229 悪竜シャルドネ②

「今回、俺はもうひとつ前からやってみたかったことをやるって決めてんだ。ジェーン、お前とならできると思う」


 ちょいちょい、と手招かれてジェーンは首をかしげつつジャスパーの隣に立った。


「俺の動きに合わせて創造してくれ」

「えっ」

「ジュリー女王の窮地をそうやって救ったんだろ。そうだな……黒い結晶がいい。ブワッて突き出るように。ほら」


 ジャスパーは片手をゆっくりと下から上へ振ってみせる。

 男の子を泣きやませるため、ジュリー女王が魔法を使ったように見せた。それと同じことだと理解して、ジェーンは構える。

 ジャスパーの手が振り上げられた瞬間、牙のように鋭く尖った黒い結晶を創造した。


「いいぞ! でもちょっと遅いか? 時間差で同時多発的に創造してみてくれ。徐々に大きく! 鋭く!」


 もう一度ジャスパーが腕を勢いよく振る。ジェーンはその足元から黒い結晶を生み出しながら、次の結晶を頭で描き、次々に黒塔こくとうを築き上げてみせた。

 もっと、もっと、と望まれるままに速く、鋭利に、邪悪に、想像力が研ぎ澄まされていけばいくほど、魔力もジェーンに応える。


「すごい。こんなに速く形成できるなんて……」


 クリスの感嘆も耳に入らず、ジェーンは夢中だった。

 アナベラという抑圧がなくなった反動だろうか。魔法を奮う心が今までよりもずっと軽い。意識しなくても、頭で思い描いただけでそれが形になっている。

 この感覚は、雲の城で起きた事故の修繕をおこなっていた時と同じだ。でもあの時よりも今は疲れすら感じない。


「最高だなジェーン! 次は階段で俺を持ち上げろ!」

「はい!」


 ジェーンはジャスパーの足元に向かって手をくるくると回した。黒い結晶の床板がぼこりと起き上がり、カタカタと段を創りながらジャスパーの体を持ち上げていく。

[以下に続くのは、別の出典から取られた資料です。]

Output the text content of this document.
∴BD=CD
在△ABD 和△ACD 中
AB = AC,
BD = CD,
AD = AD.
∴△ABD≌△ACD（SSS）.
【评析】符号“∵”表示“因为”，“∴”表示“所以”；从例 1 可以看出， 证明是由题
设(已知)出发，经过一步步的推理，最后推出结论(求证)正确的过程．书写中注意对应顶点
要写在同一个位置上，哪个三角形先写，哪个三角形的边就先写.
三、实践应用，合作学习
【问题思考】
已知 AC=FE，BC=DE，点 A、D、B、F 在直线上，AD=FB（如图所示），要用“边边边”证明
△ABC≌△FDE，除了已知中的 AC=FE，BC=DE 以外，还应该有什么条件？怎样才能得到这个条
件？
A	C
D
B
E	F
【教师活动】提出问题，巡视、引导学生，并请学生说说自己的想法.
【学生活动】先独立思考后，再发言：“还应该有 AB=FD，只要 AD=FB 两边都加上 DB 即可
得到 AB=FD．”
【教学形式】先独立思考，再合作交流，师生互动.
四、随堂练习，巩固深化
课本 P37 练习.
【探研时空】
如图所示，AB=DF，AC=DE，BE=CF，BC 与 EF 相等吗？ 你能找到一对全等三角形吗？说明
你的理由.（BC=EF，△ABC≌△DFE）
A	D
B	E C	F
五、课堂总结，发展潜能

 ふいに、彼が足を踏み出しても、ジェーンが受けとめる想像をすれば結晶が足を支えた。

 天に向かって枝葉を広げる木々のように、波打ち伸びる結晶の階段がついにジャスパーを照明がぶら下がる天井まで運んだ。ダンス練習していた部員たちも、束の間にできた階段に口をぽっかり開けている。